The two fearless reporters develop one lead after another, eventually building a case which rocks the police department and catapults them to a Pulitzer Prize. But; in the end; nearly 4 years after the facts were laid bare and the Pulitzer won, not a single officer has been disciplined beyond being assigned to desk duty. I say it again; there are no heroes here. This is a good, gritty account of the absurdity of the war on drugs.

Friday, August 23, 2013

"Gangster Squad" with Nick Nolte and Sean Penn (2013)

Los Angeles of the late 1940’s and 1950’s was a time of rampant corruption among the police department, as they battled the local gangsters, who in turn, battled the gangsters from out of town trying to horn in on what was then known in Loss Angeles as the “combination.” Mickey Cohen inherited the position of leading the pack after his predecessor met an untimely passing.

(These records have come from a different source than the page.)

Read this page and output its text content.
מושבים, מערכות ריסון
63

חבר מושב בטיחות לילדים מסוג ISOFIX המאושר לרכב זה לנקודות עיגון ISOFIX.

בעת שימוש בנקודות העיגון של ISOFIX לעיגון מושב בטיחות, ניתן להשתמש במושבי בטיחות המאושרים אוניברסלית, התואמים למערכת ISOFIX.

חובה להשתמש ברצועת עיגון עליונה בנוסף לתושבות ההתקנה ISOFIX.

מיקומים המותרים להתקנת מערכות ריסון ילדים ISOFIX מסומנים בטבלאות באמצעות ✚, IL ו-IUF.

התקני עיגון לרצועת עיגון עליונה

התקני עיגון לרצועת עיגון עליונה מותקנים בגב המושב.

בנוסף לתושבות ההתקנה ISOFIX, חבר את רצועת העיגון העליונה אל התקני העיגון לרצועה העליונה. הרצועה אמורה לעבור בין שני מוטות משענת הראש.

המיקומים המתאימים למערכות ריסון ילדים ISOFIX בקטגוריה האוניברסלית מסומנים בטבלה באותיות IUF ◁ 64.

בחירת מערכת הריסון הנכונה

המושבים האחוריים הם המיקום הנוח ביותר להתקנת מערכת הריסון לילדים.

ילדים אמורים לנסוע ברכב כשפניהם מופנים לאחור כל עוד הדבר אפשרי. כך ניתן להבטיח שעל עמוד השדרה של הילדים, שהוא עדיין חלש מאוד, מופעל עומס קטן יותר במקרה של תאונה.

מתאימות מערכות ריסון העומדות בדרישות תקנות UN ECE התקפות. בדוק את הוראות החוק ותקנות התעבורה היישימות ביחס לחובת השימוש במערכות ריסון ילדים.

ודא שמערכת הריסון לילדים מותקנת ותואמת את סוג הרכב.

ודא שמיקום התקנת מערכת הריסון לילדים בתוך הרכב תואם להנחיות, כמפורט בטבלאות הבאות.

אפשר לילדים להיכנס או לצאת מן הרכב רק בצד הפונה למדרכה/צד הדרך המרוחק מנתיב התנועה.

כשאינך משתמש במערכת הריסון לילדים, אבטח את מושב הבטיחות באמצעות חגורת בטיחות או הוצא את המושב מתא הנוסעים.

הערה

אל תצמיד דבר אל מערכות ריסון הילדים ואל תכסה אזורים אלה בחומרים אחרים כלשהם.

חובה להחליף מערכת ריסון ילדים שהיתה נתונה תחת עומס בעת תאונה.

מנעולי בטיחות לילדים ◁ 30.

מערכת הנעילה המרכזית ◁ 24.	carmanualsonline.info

Long the subject of movies and books; some non-fiction, some fiction; the story of Mickey Cohen, and the Police department he fought, have both became legends which will outlive time itself. Movies such as “L.A. Confidential”, and “Mulholland Drive” both set the bar high for examples of the better films about Los Angeles during this period. And this film lives up to those in respect to facts and settings. The set designs, as well as the costumes, are all perfect, giving a feel of authenticity to the whole film.

Sean Penn and Nick Nolte are both believable in their respective roles as the gangster who knows  no rules, and the Chief of Police who is of the same mind, only on the opposite side of the law as the notorious gangster. As hey battle wits, and exchange gunfire, there is a begrudging respect built out of their mortal combat, but still, there can be only one winner in this winner take all drama based on true events. Directed by Ruben Fleischer from a script by Will Beal, this film will have you riveted to your seat from beginning to end.